Aksi itu dipicu kekecewaan warga karena janji ganti rugi lahan yang dijadikan akses perusahaan tak kunjung dipenuhi.
Jalan tani yang awalnya selebar tiga meter itu sebelumnya telah diperlebar oleh pihak perusahaan hingga menjadi enam meter.
“Lahan kami diambil tiga meter.
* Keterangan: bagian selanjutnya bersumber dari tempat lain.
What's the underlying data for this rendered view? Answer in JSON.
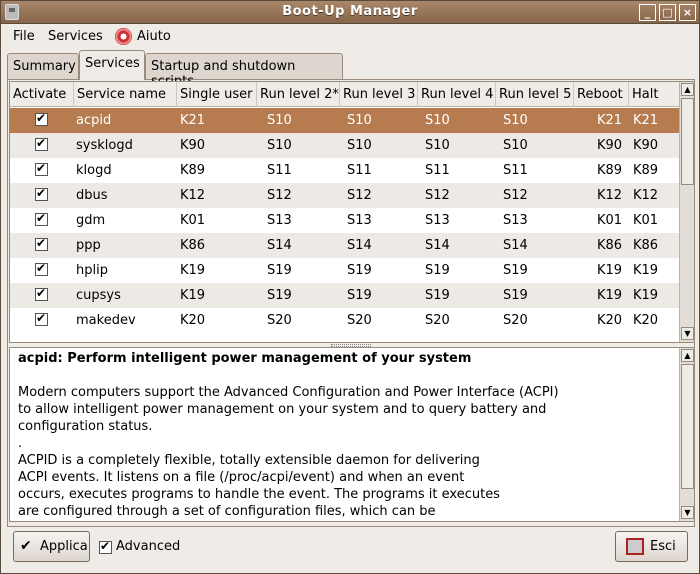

Waktu itu kami izinkan karena PT Don berjanji akan memberi ganti rugi, tapi sampai sekarang tidak ditepati. Makanya kami tutup sebagian sekitar tiga meter saja,” ujar Daeng Gappa, salah satu pemilik lahan.
Pemagaran yang dilakukan warga tidak menutup akses jalan tani tersebut sepenuhnya, namun hanya menutup sebagian jalur saja.
Hingga berita ini ditayangkan, pihak PT Don Udang Aquaculture belum memberikan keterangan resmi terkait aksi warga tersebut.